The range of added body mass that was tested on subjects may have been insufficient to trigger the full spectrum of possible changes seen in the foot and ankle. This study was conducted as a part of a larger study investigating foot mechanics and foot temperature. Therefore, additional trials were conducted either before or after collection of this data based on randomization of that specific subject. It is possible that fatigue or adaptation to the weight vest from that previous walking section may have confounded our results on a subset of subjects. However, given that prior trials were only three 10 min treadmill walking sessions, each separated by 30 min of rest, it seems unlikely that this would be a significant influence in a healthy young population.
This study sought to identify how ankle and midtarsal quasi-stiffness is influenced when healthy individuals walk with added mass.
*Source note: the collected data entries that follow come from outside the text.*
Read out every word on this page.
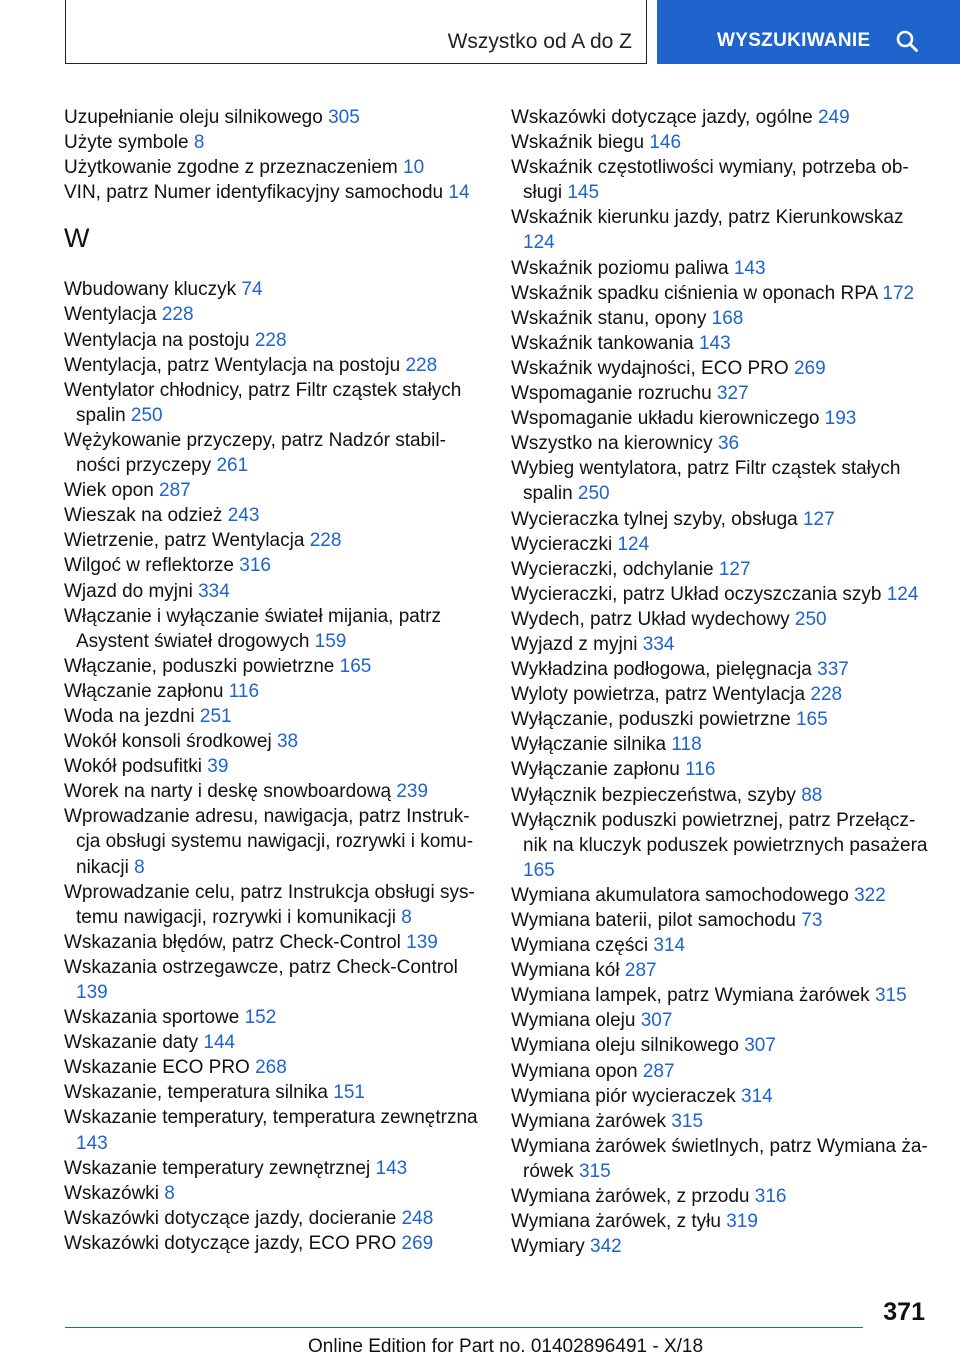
Wszystko od A do Z	WYSZUKIWANIE
Uzupełnianie oleju silnikowego 305
Użyte symbole 8
Użytkowanie zgodne z przeznaczeniem 10
VIN, patrz Numer identyfikacyjny samochodu 14
W
Wbudowany kluczyk 74
Wentylacja 228
Wentylacja na postoju 228
Wentylacja, patrz Wentylacja na postoju 228
Wentylator chłodnicy, patrz Filtr cząstek stałych spalin 250
Wężykowanie przyczepy, patrz Nadzór stabilności przyczepy 261
Wiek opon 287
Wieszak na odzież 243
Wietrzenie, patrz Wentylacja 228
Wilgoć w reflektorze 316
Wjazd do myjni 334
Włączanie i wyłączanie świateł mijania, patrz Asystent świateł drogowych 159
Włączanie, poduszki powietrzne 165
Włączanie zapłonu 116
Woda na jezdni 251
Wokół konsoli środkowej 38
Wokół podsufitki 39
Worek na narty i deskę snowboardową 239
Wprowadzanie adresu, nawigacja, patrz Instrukcja obsługi systemu nawigacji, rozrywki i komunikacji 8
Wprowadzanie celu, patrz Instrukcja obsługi systemu nawigacji, rozrywki i komunikacji 8
Wskazania błędów, patrz Check-Control 139
Wskazania ostrzegawcze, patrz Check-Control 139
Wskazania sportowe 152
Wskazanie daty 144
Wskazanie ECO PRO 268
Wskazanie, temperatura silnika 151
Wskazanie temperatury, temperatura zewnętrzna 143
Wskazanie temperatury zewnętrznej 143
Wskazówki 8
Wskazówki dotyczące jazdy, docieranie 248
Wskazówki dotyczące jazdy, ECO PRO 269
Wskazówki dotyczące jazdy, ogólne 249
Wskaźnik biegu 146
Wskaźnik częstotliwości wymiany, potrzeba obsługi 145
Wskaźnik kierunku jazdy, patrz Kierunkowskaz 124
Wskaźnik poziomu paliwa 143
Wskaźnik spadku ciśnienia w oponach RPA 172
Wskaźnik stanu, opony 168
Wskaźnik tankowania 143
Wskaźnik wydajności, ECO PRO 269
Wspomaganie rozruchu 327
Wspomaganie układu kierowniczego 193
Wszystko na kierownicy 36
Wybieg wentylatora, patrz Filtr cząstek stałych spalin 250
Wycieraczka tylnej szyby, obsługa 127
Wycieraczki 124
Wycieraczki, odchylanie 127
Wycieraczki, patrz Układ oczyszczania szyb 124
Wydech, patrz Układ wydechowy 250
Wyjazd z myjni 334
Wykładzina podłogowa, pielęgnacja 337
Wyloty powietrza, patrz Wentylacja 228
Wyłączanie, poduszki powietrzne 165
Wyłączanie silnika 118
Wyłączanie zapłonu 116
Wyłącznik bezpieczeństwa, szyby 88
Wyłącznik poduszki powietrznej, patrz Przełącznik na kluczyk poduszek powietrznych pasażera 165
Wymiana akumulatora samochodowego 322
Wymiana baterii, pilot samochodu 73
Wymiana części 314
Wymiana kół 287
Wymiana lampek, patrz Wymiana żarówek 315
Wymiana oleju 307
Wymiana oleju silnikowego 307
Wymiana opon 287
Wymiana piór wycieraczek 314
Wymiana żarówek 315
Wymiana żarówek świetlnych, patrz Wymiana żarówek 315
Wymiana żarówek, z przodu 316
Wymiana żarówek, z tyłu 319
Wymiary 342
371
Online Edition for Part no. 01402896491 - X/18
In general, it was found that ankle and midtarsal joint quasi-stiffness increases with added mass. Of particular importance was midtarsal joint DF, which has much higher quasi-stiffness than the ankle joint or the midtarsal joint during PF, and displayed large between- and within-subject variability. No significant relationship was found between utilization of the windlass mechanism (MTP joint ROM) and midtarsal joint quasi-stiffness, suggesting that factors outside of those measured (potentially activation of intrinsic foot muscles) in this study are important to overall joint stiffness. These findings are critical for improving our understanding of how the foot and ankle behaves during walking, running, load carriage and other physiologically realistic conditions, and for uncovering unique mechanical behavior of the foot and ankle. In addition, these data are useful in the design of biologically inspired prosthetic devices, which can replicate function of native joints across a wide variety of tasks of daily living.